A devoted husband, a loving father of two, a compliance officer, a Boy Scout Troup leader, and an active member in the Christ Lutheran Church, where he served as president of the church council, are some of the words that can be used to describe Dennis Rader. While the aforementioned description might make someone unfamiliar with Rader think he sounds like a decent person, he was anything but. The infamous moniker, BTK (Bind, Torture, Kill), is what made up the true essence of the man, a part of himself that he masterfully hid from his family, friends, co-workers, the public, and the members of Wichita, Kansas law enforcement for more than three decades.
When Rader was finally arrested in February of 2005, he was charged with ten counts of murder. His first known murders occurred on January 15, 1974, when he killed four members of the Otero family: husband and wife Joseph and Julie, and Josephine, and Joseph Jr., two of their five children. The last confirmed BTK victim was Dolores Davis, who was killed on January 19, 1991. After Rader was convicted, he was sentenced to life imprisonment, without the possibility of parole, at the El Dorado Correctional Facility in Butler County, Kansas. If Rader had committed any of his crimes after 1994, when Kansas reinstated the death penalty, he would assuredly be on death row now, until his appeals were exhausted, or have already been executed. (As an aside: The DNA of Rader’s daughter Kerri Rawson, is what led to his capture. While she was a student at Kansas State University, Kerri had a procedure done at the health clinic. The FBI was able to match her DNA, with DNA that was taken and preserved from the Otero crime scene).
Katherine Ramsland, a professor of forensic psychology at De Sales University, and the author of sixty books, and numerous articles, spent considerable time interviewing Rader. He is segregated from the other prisoners, but has a phone in his cell, which made it easier for the two of them to talk. Ramsland was fascinated with Rader from a psychological standpoint, because unlike most of his depraved ilk, Rader was the ultimate outlier. Throughout their talks, Ramsland attempts to get Rader to reveal not only how he was able to compartmentalize the two lives he led, but to explain what led him to such heinous behavior.

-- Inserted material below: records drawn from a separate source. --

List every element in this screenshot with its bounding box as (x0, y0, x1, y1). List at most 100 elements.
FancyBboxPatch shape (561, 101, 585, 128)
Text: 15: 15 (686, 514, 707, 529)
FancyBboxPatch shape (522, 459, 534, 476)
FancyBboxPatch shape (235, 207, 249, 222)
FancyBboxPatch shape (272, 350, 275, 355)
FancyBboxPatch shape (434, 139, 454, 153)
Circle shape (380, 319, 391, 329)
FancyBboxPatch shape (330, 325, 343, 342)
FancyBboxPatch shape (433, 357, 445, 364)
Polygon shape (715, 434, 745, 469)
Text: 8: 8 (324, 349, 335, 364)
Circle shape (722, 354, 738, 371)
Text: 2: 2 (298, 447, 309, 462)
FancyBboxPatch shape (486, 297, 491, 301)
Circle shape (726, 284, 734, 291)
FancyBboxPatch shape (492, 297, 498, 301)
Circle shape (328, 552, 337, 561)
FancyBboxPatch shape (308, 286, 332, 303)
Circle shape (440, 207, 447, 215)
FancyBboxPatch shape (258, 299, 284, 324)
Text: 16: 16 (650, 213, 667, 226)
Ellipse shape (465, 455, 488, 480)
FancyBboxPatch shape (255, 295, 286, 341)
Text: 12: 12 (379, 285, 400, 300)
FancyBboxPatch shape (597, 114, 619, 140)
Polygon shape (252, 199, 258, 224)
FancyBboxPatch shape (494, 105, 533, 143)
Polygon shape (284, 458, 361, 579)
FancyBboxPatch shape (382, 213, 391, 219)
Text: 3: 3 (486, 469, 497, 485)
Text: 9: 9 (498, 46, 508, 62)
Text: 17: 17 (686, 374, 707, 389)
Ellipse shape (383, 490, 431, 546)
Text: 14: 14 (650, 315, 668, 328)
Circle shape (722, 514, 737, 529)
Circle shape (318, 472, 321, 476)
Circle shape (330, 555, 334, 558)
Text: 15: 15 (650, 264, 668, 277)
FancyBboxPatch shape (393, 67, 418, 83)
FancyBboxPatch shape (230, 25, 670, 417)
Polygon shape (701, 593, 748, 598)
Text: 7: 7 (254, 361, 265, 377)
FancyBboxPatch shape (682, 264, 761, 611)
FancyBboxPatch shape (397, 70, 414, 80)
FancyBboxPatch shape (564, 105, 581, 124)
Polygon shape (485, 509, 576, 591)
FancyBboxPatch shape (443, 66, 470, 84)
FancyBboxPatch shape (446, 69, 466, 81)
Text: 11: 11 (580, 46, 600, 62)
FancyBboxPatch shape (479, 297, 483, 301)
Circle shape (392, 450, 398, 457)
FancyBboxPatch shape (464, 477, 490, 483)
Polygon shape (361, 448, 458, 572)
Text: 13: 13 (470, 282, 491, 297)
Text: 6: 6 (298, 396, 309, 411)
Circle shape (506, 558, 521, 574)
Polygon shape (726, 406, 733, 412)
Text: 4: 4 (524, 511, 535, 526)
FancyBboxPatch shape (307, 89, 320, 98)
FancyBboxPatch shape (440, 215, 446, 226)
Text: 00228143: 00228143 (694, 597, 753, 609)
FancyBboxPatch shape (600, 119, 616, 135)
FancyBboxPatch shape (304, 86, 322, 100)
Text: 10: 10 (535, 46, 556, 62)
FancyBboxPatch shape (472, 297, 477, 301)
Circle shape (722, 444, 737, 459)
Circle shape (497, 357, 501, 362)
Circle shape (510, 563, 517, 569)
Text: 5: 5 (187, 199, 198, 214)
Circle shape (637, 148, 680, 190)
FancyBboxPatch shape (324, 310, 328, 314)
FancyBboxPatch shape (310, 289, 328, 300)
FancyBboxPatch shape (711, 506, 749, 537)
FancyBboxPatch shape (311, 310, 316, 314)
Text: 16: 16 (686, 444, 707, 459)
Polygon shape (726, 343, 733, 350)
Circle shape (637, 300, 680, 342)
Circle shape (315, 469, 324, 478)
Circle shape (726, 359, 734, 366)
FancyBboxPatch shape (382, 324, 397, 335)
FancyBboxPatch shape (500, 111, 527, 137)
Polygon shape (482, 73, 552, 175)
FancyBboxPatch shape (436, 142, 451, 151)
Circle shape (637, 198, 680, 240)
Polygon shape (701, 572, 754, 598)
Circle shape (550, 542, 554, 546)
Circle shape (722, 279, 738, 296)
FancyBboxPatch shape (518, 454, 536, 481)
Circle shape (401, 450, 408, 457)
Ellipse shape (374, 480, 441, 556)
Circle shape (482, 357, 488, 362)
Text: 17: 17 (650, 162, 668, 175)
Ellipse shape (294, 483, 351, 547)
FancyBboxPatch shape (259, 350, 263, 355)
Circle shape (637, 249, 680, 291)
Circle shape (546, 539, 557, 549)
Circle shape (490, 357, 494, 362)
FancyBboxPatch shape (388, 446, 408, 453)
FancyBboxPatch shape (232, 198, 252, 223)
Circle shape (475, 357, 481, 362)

Rader explained to Ramsland, that one of the ways he was able to live two separate lives was by using a process he calls ‘cubing.’ In brief, any of the roles, for example: that of a compliance officer or husband, that Rader needed to be at any given moment, he would shift all of his thoughts to concentrating on just what the person he was interacting with needed from him. When he did this, Rader was able to keep thoughts about his past crimes, or ideas of what he might like to do to someone in the future, out of his mind, so as not to interfere with normal, everyday life. One of the interesting aspects of the series were drawings that Rader made when he was an adolescent. Even then, he had devised, styled after serial killer, H.H. Holmes, his own murder house, although, because he grew up around farms, his various rooms of torture where contained within a barn silo. The drawings had never before been shown to the public.
BTK: Confession of a Serial Killer premiered on A&E (Arts and Entertainment), on January 8, 2022. The documentary was directed by Cynthia Childs (Invisible Monsters: Serial Killers in America). Throughout the four episodes archival footage is used. There are interviews with those in law enforcement that were determined to capture BTK and bring him to justice; also speaking throughout are friends and family members of Rader’s victims.
Recommended to viewers who have an interest in true crime, I would also say that it is worth the time of viewers who are interested in psychology. Rader, as vile as his actions were, makes for quite the subject to be studied, in an attempt to gain insight into how people like him think, feel, or, for that matter, don’t feel. The series also states that while most serial killers have certain characteristics in their background, many of which stem from childhood trauma, not all of them do. Rader is the perfect example of that. The documentary also leaves viewers with a haunting question based on a dream that Rader shared with Ramsland. Was what he imparted to her merely a dream, or is there something more sinister Rader wants the world to know?